The databank of choice was uploaded into the workflow designer for peptide and protein sample identification. Here, both the MS and MSMS spectra were matched with a selected databank to identify the protein(s) in the original sample. The peptide and fragment
ion tolerances were set to 20 ppm and 0.5 Daltons respectively with an estimated calibration error of 0.05 Daltons. Digestions were completed with trypsin, chymotrypsin, modified chymotrypsin_NS, or nonspecific cleavage parameters with anywhere from one to three missed cleavages. Trypsin proteolytic cleavage was specified C-terminal to lysine (K) and arginine (R) not before proline (P). For chymotrypsin digestions, digestion parameters were modified to create a chymotrypsin_NS reagent tool to cleave peptides C-terminal to
methionine (M) and leucine (L) in addition to the traditional phenylalanine (F), tyrosine (Y), and tryptophan (W). A nonspecific digest reagent was also evaluated where peptide cleavage could occur at any given amino acid. Conditions for peptide scoring for nonspecific
digestions must be more stringent as a greater number of theoretical peptides may be
generated. To account for any sequence variability or post-translational adaptations, several common peptide modifications were added to the search parameters: N-terminus acetylation ( 42.011 Daltons), deamidation of asparagine and glutamine (0.984 Daltons), and
oxidation of methionine (15.995 Daltons). Results were validated to limit peptide identification to only peptides with three or more consecutive fragment ions from the same series. An example of data preparation and workflow parameter conditions for DDA analyzed samples is represented in Table 2.2.
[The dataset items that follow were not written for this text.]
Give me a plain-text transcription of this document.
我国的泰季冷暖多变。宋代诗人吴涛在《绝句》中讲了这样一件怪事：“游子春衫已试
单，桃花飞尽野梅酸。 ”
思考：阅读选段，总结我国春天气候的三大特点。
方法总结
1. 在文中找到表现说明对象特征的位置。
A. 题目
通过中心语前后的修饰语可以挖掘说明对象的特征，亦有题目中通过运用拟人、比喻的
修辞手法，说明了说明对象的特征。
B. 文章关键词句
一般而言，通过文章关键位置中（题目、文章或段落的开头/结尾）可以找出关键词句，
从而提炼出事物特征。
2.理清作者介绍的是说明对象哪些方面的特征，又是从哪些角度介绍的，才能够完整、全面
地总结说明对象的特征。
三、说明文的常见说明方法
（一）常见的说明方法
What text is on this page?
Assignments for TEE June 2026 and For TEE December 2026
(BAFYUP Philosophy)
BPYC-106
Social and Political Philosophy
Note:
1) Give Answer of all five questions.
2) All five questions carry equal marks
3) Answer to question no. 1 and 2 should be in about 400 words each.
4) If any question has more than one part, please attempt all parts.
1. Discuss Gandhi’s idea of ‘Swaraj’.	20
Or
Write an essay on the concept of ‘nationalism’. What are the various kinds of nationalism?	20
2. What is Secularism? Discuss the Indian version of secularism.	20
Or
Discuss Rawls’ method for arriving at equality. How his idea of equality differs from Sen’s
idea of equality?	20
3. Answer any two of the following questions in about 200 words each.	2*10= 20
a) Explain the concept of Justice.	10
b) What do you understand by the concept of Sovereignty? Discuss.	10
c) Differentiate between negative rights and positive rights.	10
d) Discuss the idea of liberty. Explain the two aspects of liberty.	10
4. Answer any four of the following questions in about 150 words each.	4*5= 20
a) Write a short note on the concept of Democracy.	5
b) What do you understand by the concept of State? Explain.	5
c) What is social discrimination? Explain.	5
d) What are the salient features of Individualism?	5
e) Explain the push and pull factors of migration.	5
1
In addition to the databank search for DDA processed samples, AutoMod processing allows for peptides with modifications, substitutions, or greater than three missed cleavages to be identified with the same databank selected. If there are peptides that are identified that do not meet the search criteria of the specified databank, a De Novo query can be applied that allows for sequence information to be extracted from the MSMS data and searched via a BLAST tool (Basic Local Alignment Search Tool) to match homologous proteins.
For most data sets, DDA PLGS2.4 processing is programmed using a lock mass corrected data preparation file with no background subtraction under fast deisotoping of centroided data. The workflow template fragment ion preparation is limited to a databank search under appropriate proteolytic digestion conditions with peptide and fragment ion tolerance set to 20 ppm and 0.5 Daltons accordingly. Variable peptide modifications including N-terminus acetylation, deamidation of asparagines and glutamine, and oxidation of methionine are also evaluated.